Cronkite's next half-hour interview was given to Goldwater. The New York Times reported that he had already reserved the entire fifteenth floor of San Francisco's Mark Hopkins Hotel for the convention (the hotel, coincidentally, that Khrushchev had decided during his 1959 visit to someday make the headquarters for the International Communist Conspiracy, according to Dr. Fred
Schwarz of the Christian Anti-Communism Crusade). Kitchel's new field deputy, Phoenix attorney and recent past Arizona party chair Richard Kleindienst, reported that party rank-and-filers were telling him that if Goldwater wasn't nominated, there wouldn't be a rank and file. In Massachusetts, Establishmentarians like Senator Leverett Saltonstall were cowering under Clif White's back-room threats that his people would organize their way past the Massachusetts party leaders' traditional prerogative to name the state's delegates-at-large. No one had thought to challenge that prerogative before.
Goldwater was traveling: a ten-state tour, including New Hampshire, throngs of cheering young conservatives following him like iron filings to a magnet. It felt like a campaign, but for the fact that he refused the basic technique of having a few aides tag along to build a card file of the names behind the hands he shook. “You leave me alone,” he told the aide who suggested it. “I'm doing all right just pooping around.”

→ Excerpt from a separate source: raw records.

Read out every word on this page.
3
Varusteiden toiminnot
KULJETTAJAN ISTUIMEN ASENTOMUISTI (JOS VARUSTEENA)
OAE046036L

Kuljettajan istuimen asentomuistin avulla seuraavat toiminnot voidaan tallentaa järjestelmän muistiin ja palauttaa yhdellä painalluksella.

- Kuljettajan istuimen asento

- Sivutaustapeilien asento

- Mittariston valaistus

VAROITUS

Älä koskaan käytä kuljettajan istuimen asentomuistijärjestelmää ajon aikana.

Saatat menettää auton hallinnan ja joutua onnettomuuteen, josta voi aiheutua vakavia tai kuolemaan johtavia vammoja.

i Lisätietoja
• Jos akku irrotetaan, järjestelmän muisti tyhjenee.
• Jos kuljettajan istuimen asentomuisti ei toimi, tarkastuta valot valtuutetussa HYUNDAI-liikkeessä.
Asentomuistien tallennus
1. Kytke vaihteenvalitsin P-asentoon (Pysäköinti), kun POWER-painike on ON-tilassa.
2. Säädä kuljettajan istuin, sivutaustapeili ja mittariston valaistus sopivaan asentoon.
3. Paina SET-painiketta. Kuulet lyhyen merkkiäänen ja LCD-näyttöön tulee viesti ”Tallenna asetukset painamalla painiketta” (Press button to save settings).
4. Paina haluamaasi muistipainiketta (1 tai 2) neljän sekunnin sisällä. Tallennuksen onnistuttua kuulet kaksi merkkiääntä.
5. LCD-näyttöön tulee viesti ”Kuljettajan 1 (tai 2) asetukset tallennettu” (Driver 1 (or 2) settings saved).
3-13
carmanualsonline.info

Rockefeller, who traveled with an entire research staff, corralled a major chunk of the Washington press onto his Convair jet for a visit to the humble Ogle Country Fair in central Illinois. All the candidates in the three-way Republican gubernatorial primary had already declined the chance to appear with him. The reporters watched as the crowd at the fair ignored Rockefeller and his wife as if they had the mange. (Yet the
New York Times
reported, incredibly, that “Rockefeller's surprisingly successful visit to this Goldwater bastion yesterday was evidence that the Governor could command conservative support in a race for the presidency.”) The week after, the three Illinois gubernatorial candidates virtually pawed the clothes off Goldwater when he visited Chicago for the National Federation of Republican Women convention. He had to give his speech twice to accommodate all his fans. Behind the scenes at the meeting—Draft Goldwater operatives worked behind the scenes at every Republican meeting—Pat Hutar set in motion a purge of delegates who had voted against Goldwater in a straw poll.